Oui et c’est ce que nous rappelait Pierre Dac, avec humour comme toujours, quand il disait que « rien n’est moins sûr que l’incertain ».
Ces notions ont toujours été structurantes pour nos attitudes et nos comportements, individuels comme collectifs. C’est particulièrement le cas dans certaines activités ou métiers, comme la banque d’investissement par exemple ou les assureurs aussi.
Oui et aussi ceux qui justement les rassurent et donc les réassureurs ! Bref, on voit bien que la nature du rapport que nous entretenons avec ces notions de risque et d’incertitude est structurante … Alors la culture du risque et de l’incertitude, c’est quoi l’histoire ?

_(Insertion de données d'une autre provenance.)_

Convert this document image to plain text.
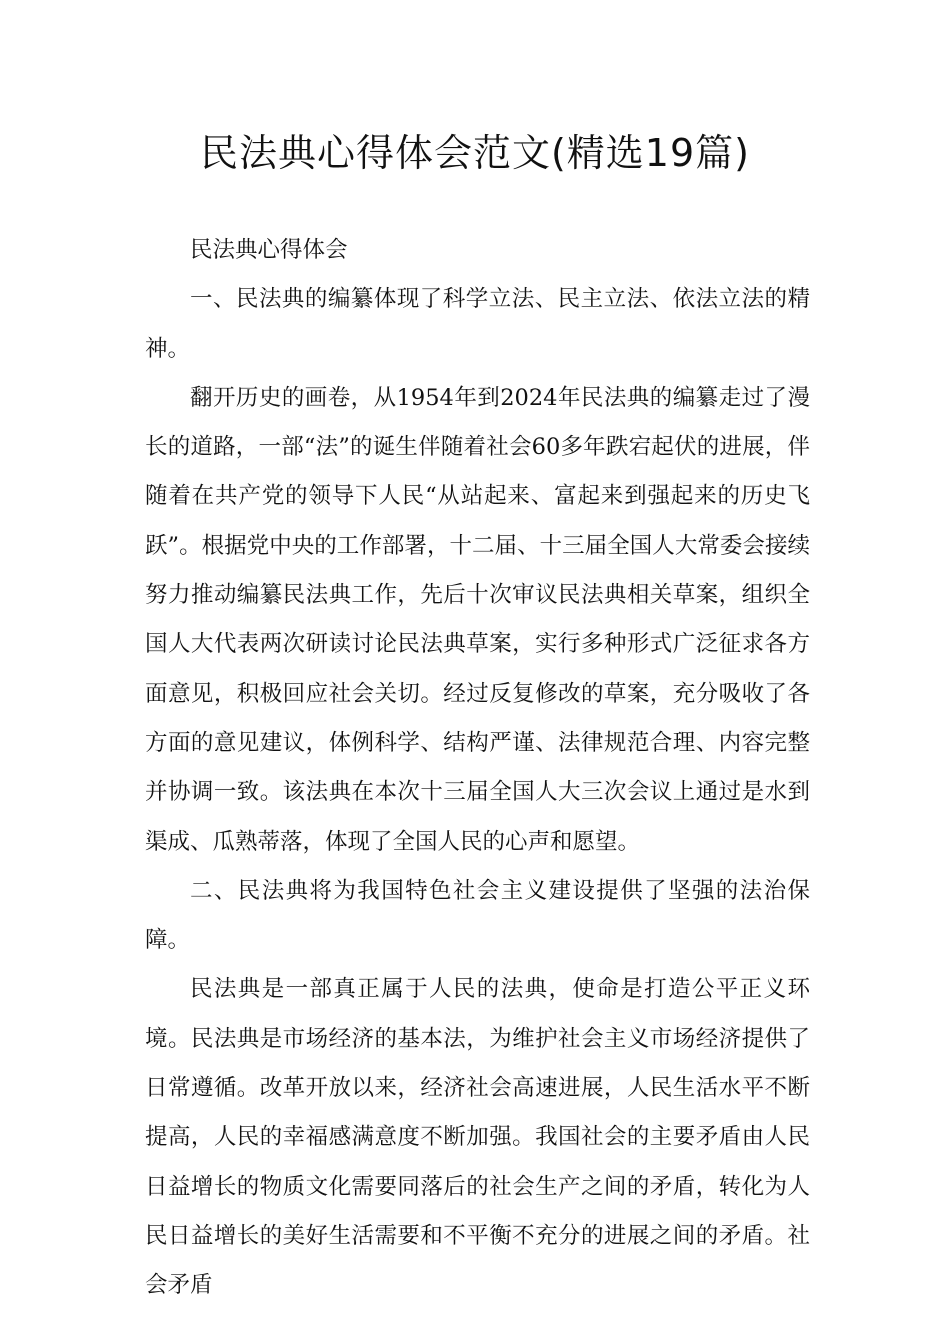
民法典心得体会范文(精选19篇)

民法典心得体会

一、民法典的编纂体现了科学立法、民主立法、依法立法的精神。

翻开历史的画卷，从1954年到2024年民法典的编纂走过了漫长的道路，一部“法”的诞生伴随着社会60多年跌宕起伏的进展，伴随着在共产党的领导下人民“从站起来、富起来到强起来的历史飞跃”。根据党中央的工作部署，十二届、十三届全国人大常委会接续努力推动编纂民法典工作，先后十次审议民法典相关草案，组织全国人大代表两次研读讨论民法典草案，实行多种形式广泛征求各方面意见，积极回应社会关切。经过反复修改的草案，充分吸收了各方面的意见建议，体例科学、结构严谨、法律规范合理、内容完整并协调一致。该法典在本次十三届全国人大三次会议上通过是水到渠成、瓜熟蒂落，体现了全国人民的心声和愿望。

二、民法典将为我国特色社会主义建设提供了坚强的法治保障。

民法典是一部真正属于人民的法典，使命是打造公平正义环境。民法典是市场经济的基本法，为维护社会主义市场经济提供了日常遵循。改革开放以来，经济社会高速进展，人民生活水平不断提高，人民的幸福感满意度不断加强。我国社会的主要矛盾由人民日益增长的物质文化需要同落后的社会生产之间的矛盾，转化为人民日益增长的美好生活需要和不平衡不充分的进展之间的矛盾。社会矛盾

Le thème du risque s’inscrit dans la double nécessité d’efficience et d’adaptation pour nos entreprises. Cette double exigence est en soi un autre sujet mais il nous permet d’éclairer la difficulté que l’on a face à ces notions.
En effet, l’efficience repose le plus souvent sur la mise en œuvre de modes d’organisation dérivés du Taylorisme dans lesquels la prévisibilité est une clé de voûte. On met en place des modèles, des processus, un travail prescrit qui par nature sont pensés à l’avance et donc ne peuvent pas être changés si facilement et si vite que cela.

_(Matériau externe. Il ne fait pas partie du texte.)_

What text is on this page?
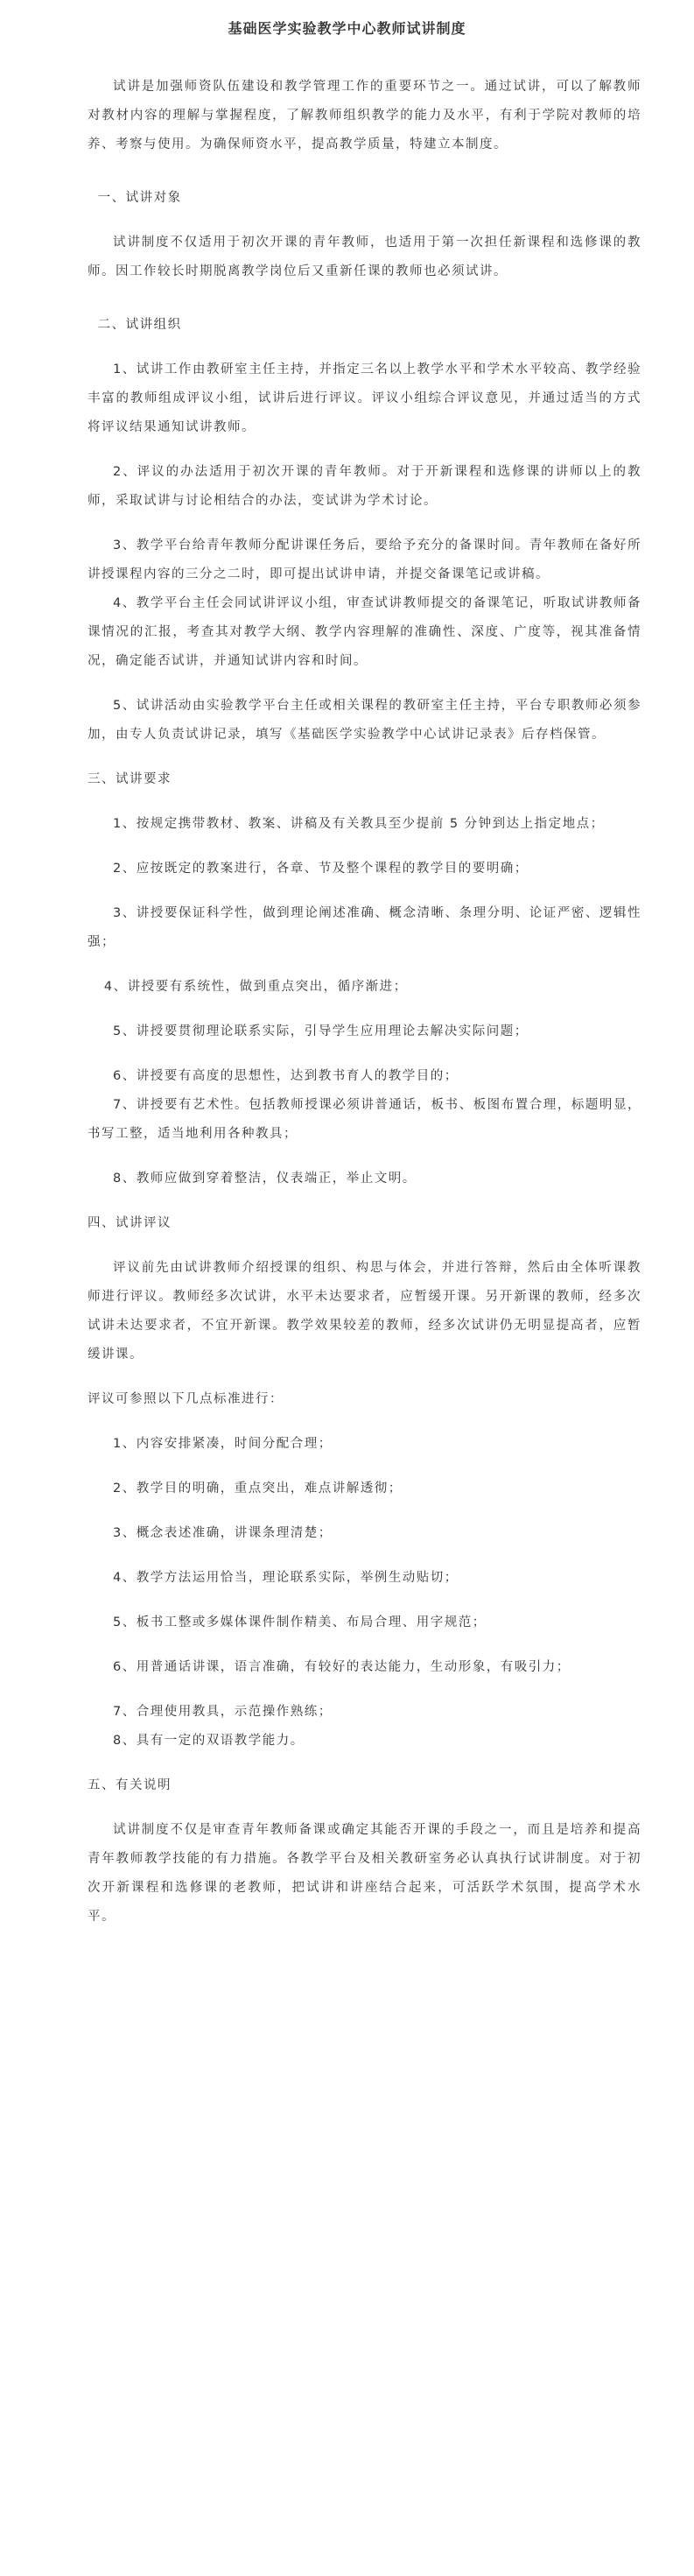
基础医学实验教学中心教师试讲制度

试讲是加强师资队伍建设和教学管理工作的重要环节之一。通过试讲，可以了解教师对教材内容的理解与掌握程度，了解教师组织教学的能力及水平，有利于学院对教师的培养、考察与使用。为确保师资水平，提高教学质量，特建立本制度。

一、试讲对象

试讲制度不仅适用于初次开课的青年教师，也适用于第一次担任新课程和选修课的教师。因工作较长时期脱离教学岗位后又重新任课的教师也必须试讲。

二、试讲组织

1、试讲工作由教研室主任主持，并指定三名以上教学水平和学术水平较高、教学经验丰富的教师组成评议小组，试讲后进行评议。评议小组综合评议意见，并通过适当的方式将评议结果通知试讲教师。

2、评议的办法适用于初次开课的青年教师。对于开新课程和选修课的讲师以上的教师，采取试讲与讨论相结合的办法，变试讲为学术讨论。

3、教学平台给青年教师分配讲课任务后，要给予充分的备课时间。青年教师在备好所讲授课程内容的三分之二时，即可提出试讲申请，并提交备课笔记或讲稿。

4、教学平台主任会同试讲评议小组，审查试讲教师提交的备课笔记，听取试讲教师备课情况的汇报，考查其对教学大纲、教学内容理解的准确性、深度、广度等，视其准备情况，确定能否试讲，并通知试讲内容和时间。

5、试讲活动由实验教学平台主任或相关课程的教研室主任主持，平台专职教师必须参加，由专人负责试讲记录，填写《基础医学实验教学中心试讲记录表》后存档保管。

三、试讲要求

1、按规定携带教材、教案、讲稿及有关教具至少提前 5 分钟到达上指定地点；

2、应按既定的教案进行，各章、节及整个课程的教学目的要明确；

3、讲授要保证科学性，做到理论阐述准确、概念清晰、条理分明、论证严密、逻辑性强；

4、讲授要有系统性，做到重点突出，循序渐进；

5、讲授要贯彻理论联系实际，引导学生应用理论去解决实际问题；

6、讲授要有高度的思想性，达到教书育人的教学目的；

7、讲授要有艺术性。包括教师授课必须讲普通话，板书、板图布置合理，标题明显，书写工整，适当地利用各种教具；

8、教师应做到穿着整洁，仪表端正，举止文明。

四、试讲评议

评议前先由试讲教师介绍授课的组织、构思与体会，并进行答辩，然后由全体听课教师进行评议。教师经多次试讲，水平未达要求者，应暂缓开课。另开新课的教师，经多次试讲未达要求者，不宜开新课。教学效果较差的教师，经多次试讲仍无明显提高者，应暂缓讲课。

评议可参照以下几点标准进行：

1、内容安排紧凑，时间分配合理；

2、教学目的明确，重点突出，难点讲解透彻；

3、概念表述准确，讲课条理清楚；

4、教学方法运用恰当，理论联系实际，举例生动贴切；

5、板书工整或多媒体课件制作精美、布局合理、用字规范；

6、用普通话讲课，语言准确，有较好的表达能力，生动形象，有吸引力；

7、合理使用教具，示范操作熟练；

8、具有一定的双语教学能力。

五、有关说明

试讲制度不仅是审查青年教师备课或确定其能否开课的手段之一，而且是培养和提高青年教师教学技能的有力措施。各教学平台及相关教研室务必认真执行试讲制度。对于初次开新课程和选修课的老教师，把试讲和讲座结合起来，可活跃学术氛围，提高学术水平。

Ils donnent donc leur pleine mesure quand on peut prévoir les éventuels ajustements nécessaires mais face à l’imprévu, ils sont un peu perdus ! Cette culture taylorienne invite davantage à considérer que tout choix concernant le futur doit reposer sur une analyse fine des risques et de leur maîtrise.
Pourtant, le principe même de l’incertitude est bien d’être incertaine… et donc de ne pas pouvoir être maîtrisée. Il convient d’ailleurs de distinguer risque et incertitude, mais c’est un autre sujet.
C’est bien pour cela que la tendance générale repose surtout sur une forme de modélisation permanente. On cherche à maîtriser tous les processus en s’appuyant sur des principes rationnels, c’est l’illusion du contrôle !
C’est ce qu’Yvon Pesqueux (2010) désigne lorsqu’il dit, je cite « la gestion des risques s’inscrit dans le droit-fil de l’utopie du « management scientifique » : la recherche d’une exhaustivité dans la détection et la maîtrise des risques sur la base d’un jugement d’expert ».
Et pourtant, quid du hasard ? De la chance ? Faut-il réellement tenter de tout maîtriser à l’aide de probabilités ? Et alors de prendre le risque de rester bouche-bée si l’improbable arrive ?
Ne vaut-il pas mieux prendre le risque d’entreprendre ? De faire ? D’avancer ? Et de se préparer à rebondir ? Dans un monde où l’on sait que la transformation devient permanente, où l’adaptation constante est de fait une nécessité de plus en plus fréquente ?
Ce que nous défendons ici, sur un plan managérial, ne relève pas de l’incitation à la prise de risque comme modèle de décision. Encore moins à l’idée de se prouver quoi que ce soit dans un jeu de « cap ou pas cap » visant à repousser ses limites.
Non, il s’agit au contraire d’un rapport de prudence, ce rapport au risque qui découle d’un principe simple et fort que Saint-Exupéry a résumé en disant : « l’avenir, tu n’as pas à le prévoir mais à le permettre ».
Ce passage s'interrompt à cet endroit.